The C/O’s Diary reveals the many difficulties he encountered as he tried to bring order out of chaos. The work would have to continue under a new Commanding Officer from Great Britain.
Funeral party carrying C.O.’s casket out of St. George’s Cathedral
After twelve days at sea, No. 5 Course consisting of nine airmen and twenty-six naval ratings arrived on March 2, a week late. The diary noted: “They will not be able to commence flying instruction for about a week owing to the fact that No. 3 Course, due to lack of aircraft, has not yet passed out from ITS.”

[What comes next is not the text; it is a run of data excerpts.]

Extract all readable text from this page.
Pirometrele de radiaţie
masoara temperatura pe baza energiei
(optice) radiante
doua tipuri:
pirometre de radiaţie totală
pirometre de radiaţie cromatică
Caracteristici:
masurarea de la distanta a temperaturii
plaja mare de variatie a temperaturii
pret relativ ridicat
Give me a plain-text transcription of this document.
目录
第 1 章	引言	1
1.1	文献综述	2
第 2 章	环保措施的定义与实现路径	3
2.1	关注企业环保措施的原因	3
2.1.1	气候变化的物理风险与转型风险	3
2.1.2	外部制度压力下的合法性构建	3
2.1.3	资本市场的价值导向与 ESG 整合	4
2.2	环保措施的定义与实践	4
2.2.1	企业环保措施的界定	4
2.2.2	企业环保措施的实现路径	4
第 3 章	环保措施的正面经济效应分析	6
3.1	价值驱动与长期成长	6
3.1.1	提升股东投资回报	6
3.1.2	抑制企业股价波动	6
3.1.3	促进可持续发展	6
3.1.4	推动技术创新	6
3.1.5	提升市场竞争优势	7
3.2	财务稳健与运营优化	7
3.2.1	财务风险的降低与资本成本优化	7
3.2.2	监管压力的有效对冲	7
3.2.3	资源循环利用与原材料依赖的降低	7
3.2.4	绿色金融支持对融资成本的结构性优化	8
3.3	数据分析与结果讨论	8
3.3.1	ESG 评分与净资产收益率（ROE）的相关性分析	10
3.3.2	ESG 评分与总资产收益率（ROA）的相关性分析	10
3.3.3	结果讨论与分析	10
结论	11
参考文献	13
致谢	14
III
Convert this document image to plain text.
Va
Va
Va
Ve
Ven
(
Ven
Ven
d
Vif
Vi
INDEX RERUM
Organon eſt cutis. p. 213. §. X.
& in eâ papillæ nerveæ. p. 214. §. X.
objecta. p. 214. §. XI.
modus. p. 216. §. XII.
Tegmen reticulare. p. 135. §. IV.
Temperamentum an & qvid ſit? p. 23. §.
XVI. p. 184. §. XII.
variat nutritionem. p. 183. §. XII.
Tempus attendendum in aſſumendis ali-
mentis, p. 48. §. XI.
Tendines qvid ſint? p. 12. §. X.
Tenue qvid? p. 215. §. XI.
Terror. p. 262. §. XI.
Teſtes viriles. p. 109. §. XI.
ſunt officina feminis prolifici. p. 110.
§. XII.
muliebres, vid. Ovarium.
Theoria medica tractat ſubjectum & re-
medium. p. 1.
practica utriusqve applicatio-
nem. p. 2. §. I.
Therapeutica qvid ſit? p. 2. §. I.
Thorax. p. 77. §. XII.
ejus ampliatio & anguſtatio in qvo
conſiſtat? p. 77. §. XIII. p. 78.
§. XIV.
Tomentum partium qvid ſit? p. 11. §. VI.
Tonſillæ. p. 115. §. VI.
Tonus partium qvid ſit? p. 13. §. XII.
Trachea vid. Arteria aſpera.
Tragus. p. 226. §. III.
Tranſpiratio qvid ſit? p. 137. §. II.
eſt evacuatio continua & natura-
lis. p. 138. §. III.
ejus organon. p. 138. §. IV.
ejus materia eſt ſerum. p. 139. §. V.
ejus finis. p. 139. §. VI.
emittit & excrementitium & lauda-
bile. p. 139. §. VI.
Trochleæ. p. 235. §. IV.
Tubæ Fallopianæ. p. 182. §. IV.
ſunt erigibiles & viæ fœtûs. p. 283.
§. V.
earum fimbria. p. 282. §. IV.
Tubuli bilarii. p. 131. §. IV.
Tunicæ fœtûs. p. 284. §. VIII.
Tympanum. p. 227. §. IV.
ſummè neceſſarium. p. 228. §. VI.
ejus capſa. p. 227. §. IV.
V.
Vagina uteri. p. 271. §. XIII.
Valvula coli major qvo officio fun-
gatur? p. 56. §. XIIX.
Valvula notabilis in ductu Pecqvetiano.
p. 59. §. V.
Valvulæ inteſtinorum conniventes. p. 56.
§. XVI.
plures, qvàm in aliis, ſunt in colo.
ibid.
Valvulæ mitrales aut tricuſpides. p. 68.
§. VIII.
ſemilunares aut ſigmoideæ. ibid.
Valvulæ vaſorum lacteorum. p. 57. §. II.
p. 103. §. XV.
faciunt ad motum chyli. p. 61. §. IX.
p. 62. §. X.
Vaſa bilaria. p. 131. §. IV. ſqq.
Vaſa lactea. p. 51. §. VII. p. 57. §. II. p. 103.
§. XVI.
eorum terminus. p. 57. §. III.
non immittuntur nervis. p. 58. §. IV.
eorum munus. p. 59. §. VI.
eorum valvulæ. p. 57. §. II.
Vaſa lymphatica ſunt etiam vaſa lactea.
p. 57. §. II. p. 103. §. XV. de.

On the 5th & 6th, a total of eight Fairey Battles were collected from DeHavilland Aircraft Company. They were very welcome “due to the lack of parts – 11 aircraft being rendered useless due to the lack of airscrews.” It was a confusing time for the station due to the shortage of aircraft and the difficulty in regulating the courses’ schedules. The diary noted that on the 10th, No. 3 Course commenced the A.T.S. programme and No. 5 commenced the I.T.S.; then on March 11, Course No. 12 arrived from England twelve days ahead of schedule.
The course numbers were altered on March 22, further confusing anyone trying to determine the number of courses which passed through the station. Course No. 3 became No. 5, Course No. 4 was altered to No. 7, Course No. 5 to 10, Course No.6 to 12. Two days later the diary noted that No. 7 Course (which had been No. 4) had to be extended for fourteen days owing to lack of aircraft, spares and equipment to carry out the necessary modification to the Battle air intake.
No. 2 Course graduated on March 24, 1941, with thirty-three pupils receiving their wings, all members of the R.C.A.F. including two Americans who had come north to enlist. At the end of yet another trying month, the diary entry showed that the serviceable aircraft totalled: 39 Battles and 6 Yales; unserviceable: 51 Battles and 2 Yales.